At one point, Black Jack is taunting Jamie, asking, “How does she forgive you? How?” It’s an excellent example of Black Jack’s efforts at psychological manipulation, taunting him not just about what Jamie suffered, but how he is still suffering in his relationship with Claire. It’s a nice bit of victim-shaming from a master. It also points toward Black Jack’s persistent view that he and Jamie share a profound bond and have a relationship; one can imagine a spurned former lover asking the same question.
Meanwhile, Claire appears to be going into labor, or the baby is in distress, but whatever, it is not good. Jamie finally manages to stab Black Jack in his groin (testicles?) and seems to be momentarily victorious, and so Claire finally calls out to Jamie.
She screams Jamie’s name, and he looks up, shocked to see her there. Before he could even attempt to reach her, the Gens d’armes appear to bust up the illegal duel and order Jamie to put down his weapon, preventing him from going to Claire.

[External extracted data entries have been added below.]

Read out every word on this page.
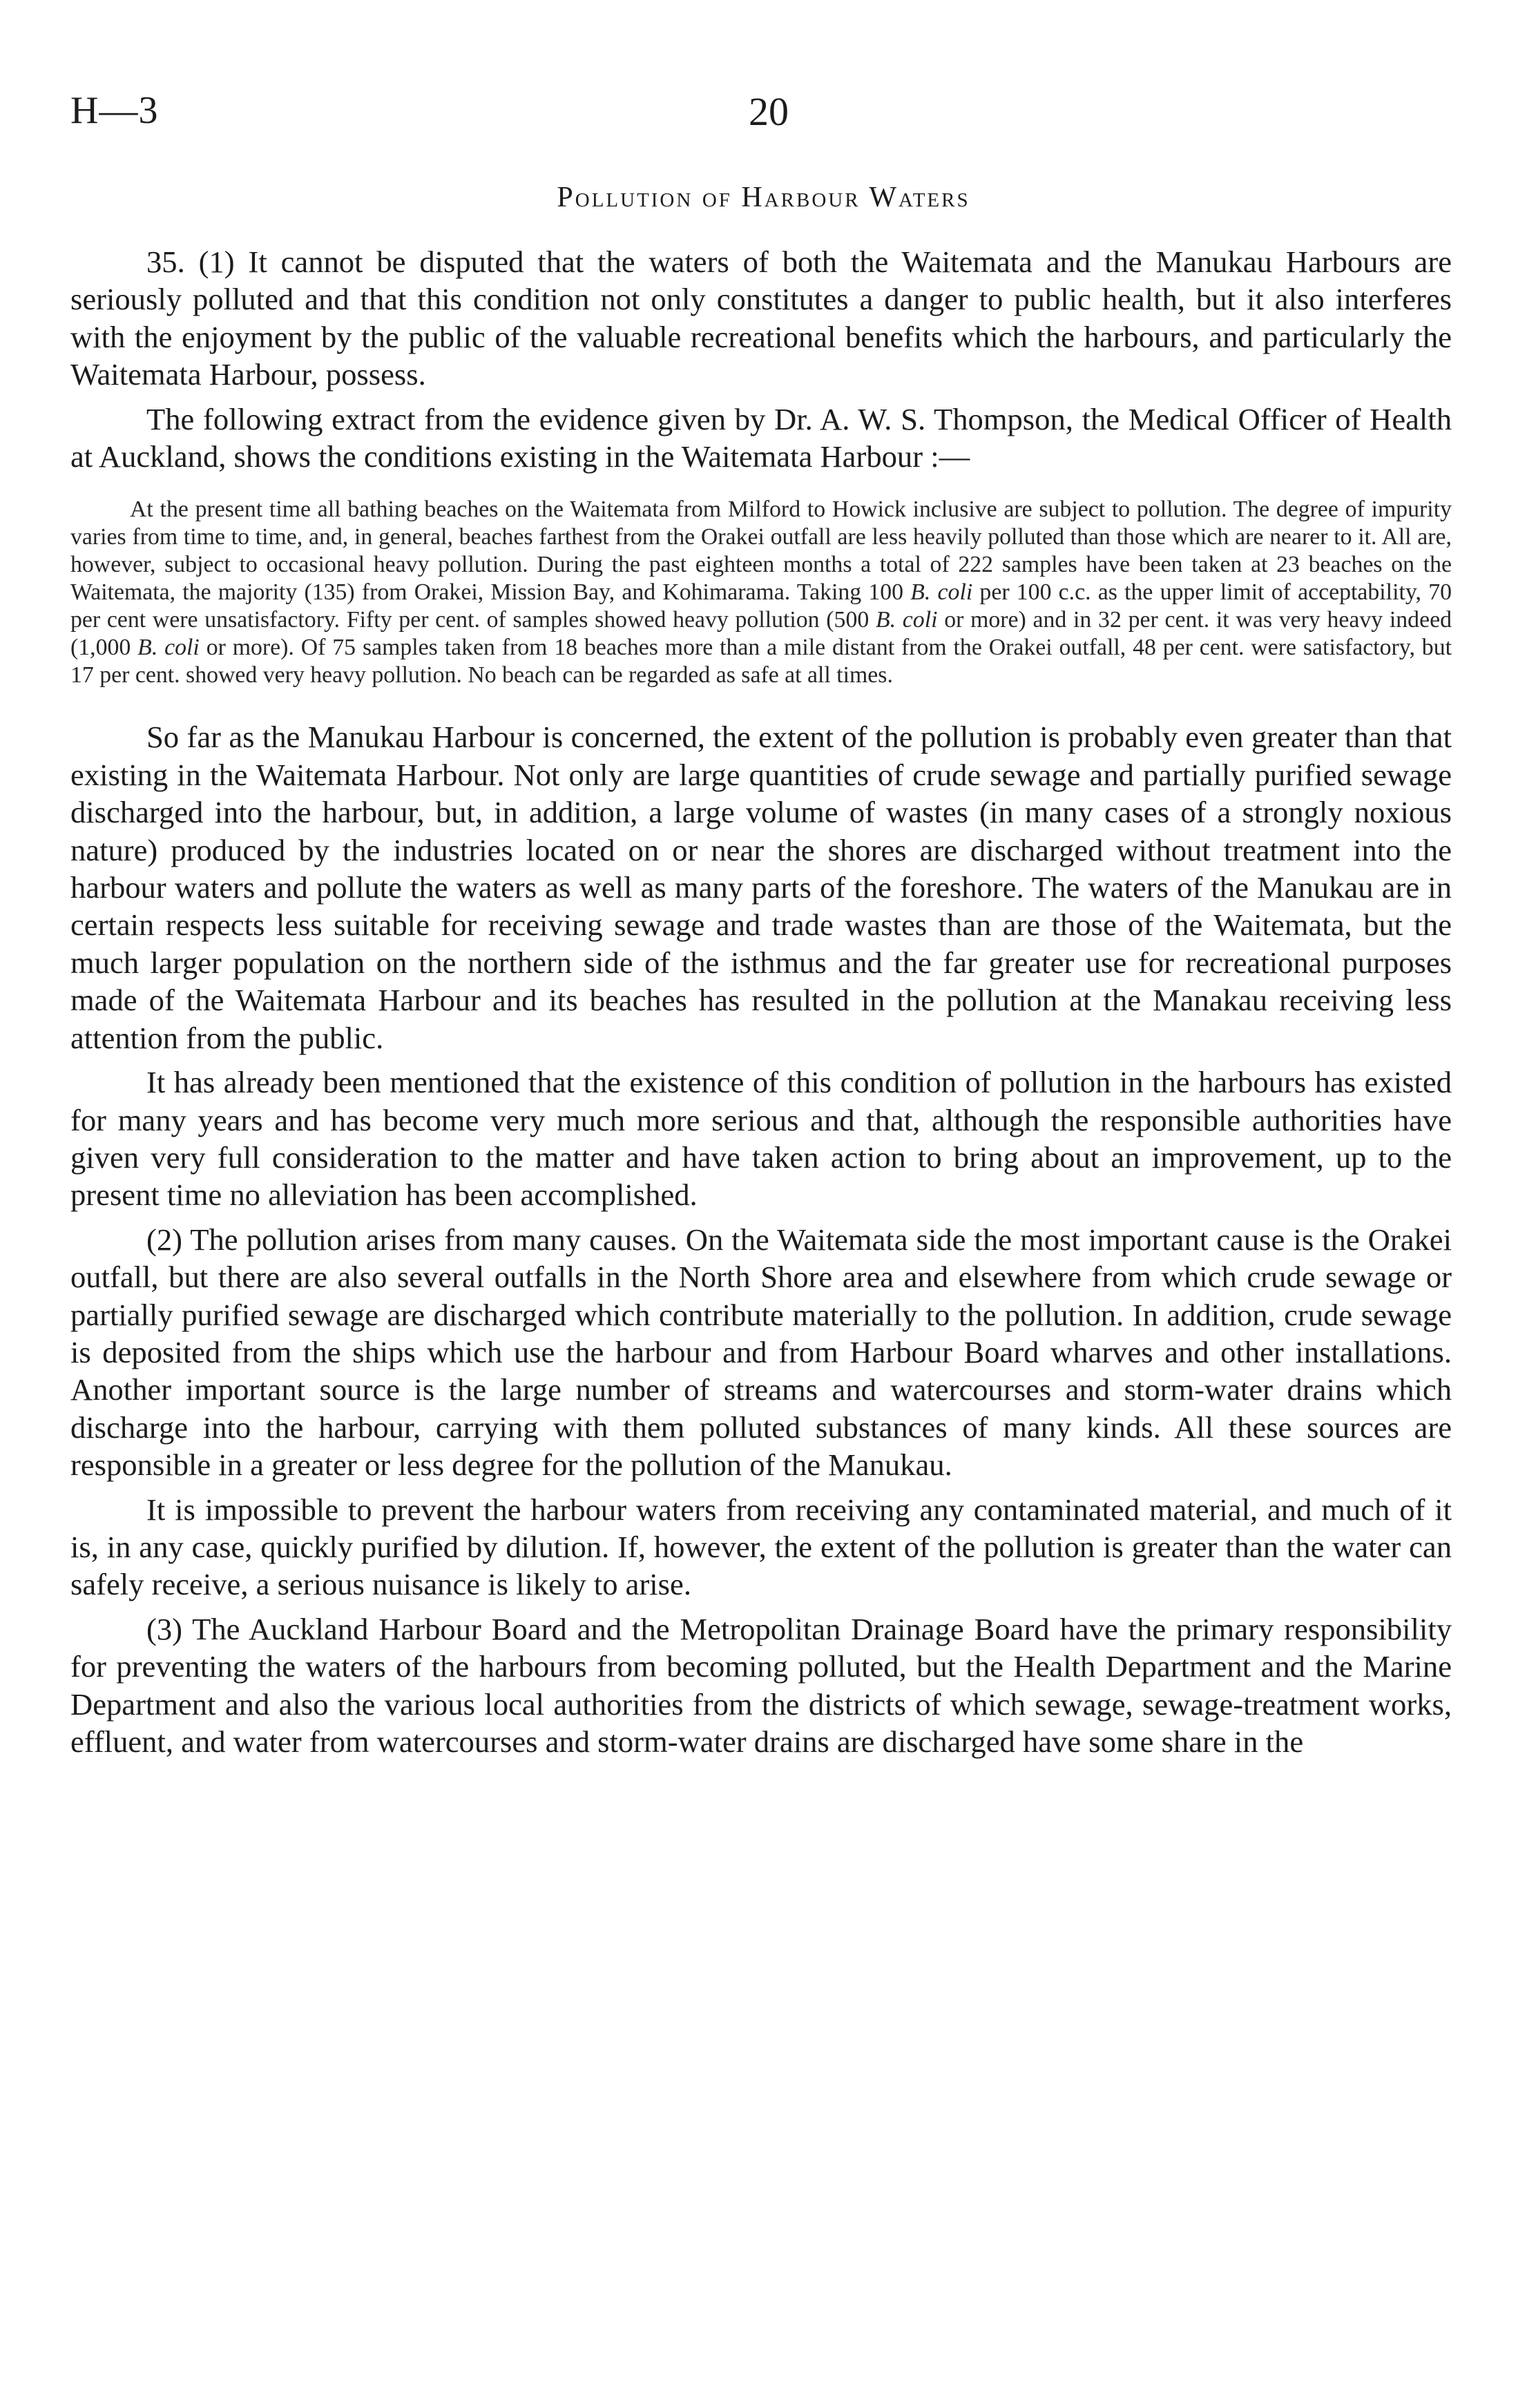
H—3	20
Pollution of Harbour Waters

35. (1) It cannot be disputed that the waters of both the Waitemata and the Manukau Harbours are seriously polluted and that this condition not only constitutes a danger to public health, but it also interferes with the enjoyment by the public of the valuable recreational benefits which the harbours, and particularly the Waitemata Harbour, possess.

The following extract from the evidence given by Dr. A. W. S. Thompson, the Medical Officer of Health at Auckland, shows the conditions existing in the Waitemata Harbour :—

At the present time all bathing beaches on the Waitemata from Milford to Howick inclusive are subject to pollution. The degree of impurity varies from time to time, and, in general, beaches farthest from the Orakei outfall are less heavily polluted than those which are nearer to it. All are, however, subject to occasional heavy pollution. During the past eighteen months a total of 222 samples have been taken at 23 beaches on the Waitemata, the majority (135) from Orakei, Mission Bay, and Kohimarama. Taking 100 B. coli per 100 c.c. as the upper limit of acceptability, 70 per cent were unsatisfactory. Fifty per cent. of samples showed heavy pollution (500 B. coli or more) and in 32 per cent. it was very heavy indeed (1,000 B. coli or more). Of 75 samples taken from 18 beaches more than a mile distant from the Orakei outfall, 48 per cent. were satisfactory, but 17 per cent. showed very heavy pollution. No beach can be regarded as safe at all times.

So far as the Manukau Harbour is concerned, the extent of the pollution is probably even greater than that existing in the Waitemata Harbour. Not only are large quantities of crude sewage and partially purified sewage discharged into the harbour, but, in addition, a large volume of wastes (in many cases of a strongly noxious nature) produced by the industries located on or near the shores are discharged without treatment into the harbour waters and pollute the waters as well as many parts of the foreshore. The waters of the Manukau are in certain respects less suitable for receiving sewage and trade wastes than are those of the Waitemata, but the much larger population on the northern side of the isthmus and the far greater use for recreational purposes made of the Waitemata Harbour and its beaches has resulted in the pollution at the Manakau receiving less attention from the public.

It has already been mentioned that the existence of this condition of pollution in the harbours has existed for many years and has become very much more serious and that, although the responsible authorities have given very full consideration to the matter and have taken action to bring about an improvement, up to the present time no alleviation has been accomplished.

(2) The pollution arises from many causes. On the Waitemata side the most important cause is the Orakei outfall, but there are also several outfalls in the North Shore area and elsewhere from which crude sewage or partially purified sewage are discharged which contribute materially to the pollution. In addition, crude sewage is deposited from the ships which use the harbour and from Harbour Board wharves and other installations. Another important source is the large number of streams and watercourses and storm-water drains which discharge into the harbour, carrying with them polluted substances of many kinds. All these sources are responsible in a greater or less degree for the pollution of the Manukau.

It is impossible to prevent the harbour waters from receiving any contaminated material, and much of it is, in any case, quickly purified by dilution. If, however, the extent of the pollution is greater than the water can safely receive, a serious nuisance is likely to arise.

(3) The Auckland Harbour Board and the Metropolitan Drainage Board have the primary responsibility for preventing the waters of the harbours from becoming polluted, but the Health Department and the Marine Department and also the various local authorities from the districts of which sewage, sewage-treatment works, effluent, and water from watercourses and storm-water drains are discharged have some share in the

The camera closes in on Jack Randall’s pained face, along with Claire’s tortured face, and Jamie’s concerned face in a nice bit of symmetry.
I couldn’t help but be reminded of the ancient Spartan tradition (according to some) in which only men who died in battle were honored with their names on headstones as a matter of honor, and the equivalent was that only women who died in childbirth received likewise honors and headstones with funerary inscriptions, thus equating fighting in battle to childbirth in terms of paying the ultimate sacrifice. [Sarah B. Pomeroy, Spartan Women (Oxford, 2002).]
Jamie’s anguish is palpable, while Claire seems to be fading out.
Before Claire blacks out, she instructs Magnus to take her to Mother H at the hospital.
As always, for the insane people out there who might be like me and enjoy reading multiple recaps and reviews, here are a few more links for you:
The A.V. Club reviewer gave the episode a B+ (with a community grade of A-).
Connie Verzak always has a nice mix of comedy in her recaps, as well as sometimes adding some background information, which I love. This time, she reminds us that the episode title comes from Robert Burns’ poem “To a Mouse.”
The IGN review brings up a few potential tensions between serialized storytelling and episodic storytelling, if you’re having similar thoughts.
I always like the SMTB recap, and appreciate the post for zeroing in on the hilarity that is Murtagh questioning, “Why are we trying to fake smallpox?”
Roxane Gay continues to sound a bit suspicious and critical of the recent episodes, asking of Jamie and Claire, “How the hell do these people stay together?” Fair enough!